Les politiciens du SPD et des Verts ont mis en garde contre l’idée de réintégrer le nucléaire. Il a observé de telles tendances de “renaissance” notamment dans les rangs de l’Union, a déclaré l’ancien patron des Verts Cem Özdemir de l’agence de presse allemande. “Faire reculer l’élimination du nucléaire nuit à la protection du climat et à l’emplacement, car cela entrave l’expansion des énergies renouvelables”, a averti Özdemir. Le vice-président du groupe parlementaire du SPD, Matthias Miersch, a également déclaré à la DPA que l’anniversaire de Fukushima devrait être un avertissement à tous les responsables politiques que “l’énergie nucléaire n’a pas d’avenir”.

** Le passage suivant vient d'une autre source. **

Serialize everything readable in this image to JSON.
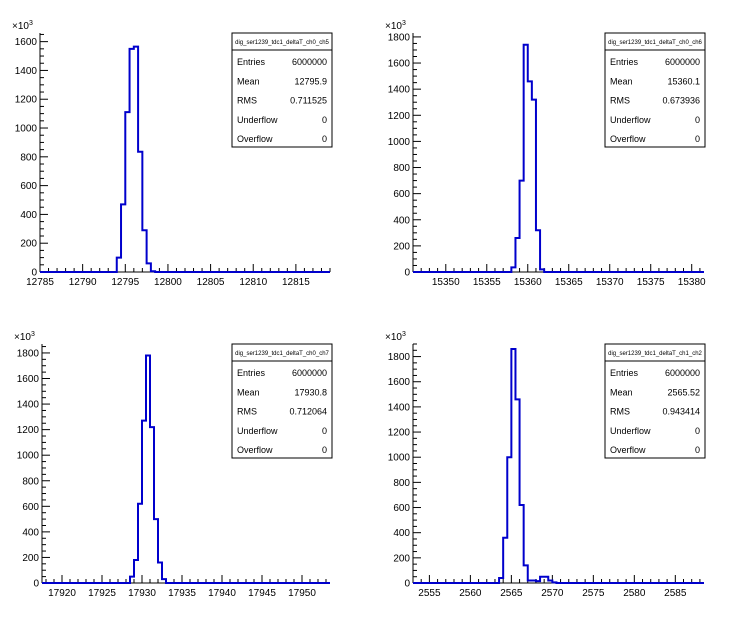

Le Premier ministre du Bade-Wurtemberg, Winfried Kretschmann (Verts), devenu chef du gouvernement peu de temps après l’accident du réacteur, a souligné que la catastrophe était un “choc profond”. Le politicien vert a admis que la transition énergétique en Allemagne avait été coûteuse et que les prix de l’électricité avaient également augmenté. Kretschmann veut inverser cette tendance en cas de participation de son parti au gouvernement fédéral. “Si nous remportons les élections au Bundestag, nous développerons certainement des modèles pour réduire davantage les prix de l’électricité de manière pertinente”, a déclaré le politicien vert de l’agence de presse allemande à Stuttgart. Il a appelé la suppression de la taxe sur l’électricité et l’abaissement de la surtaxe EEG comme des vis de réglage.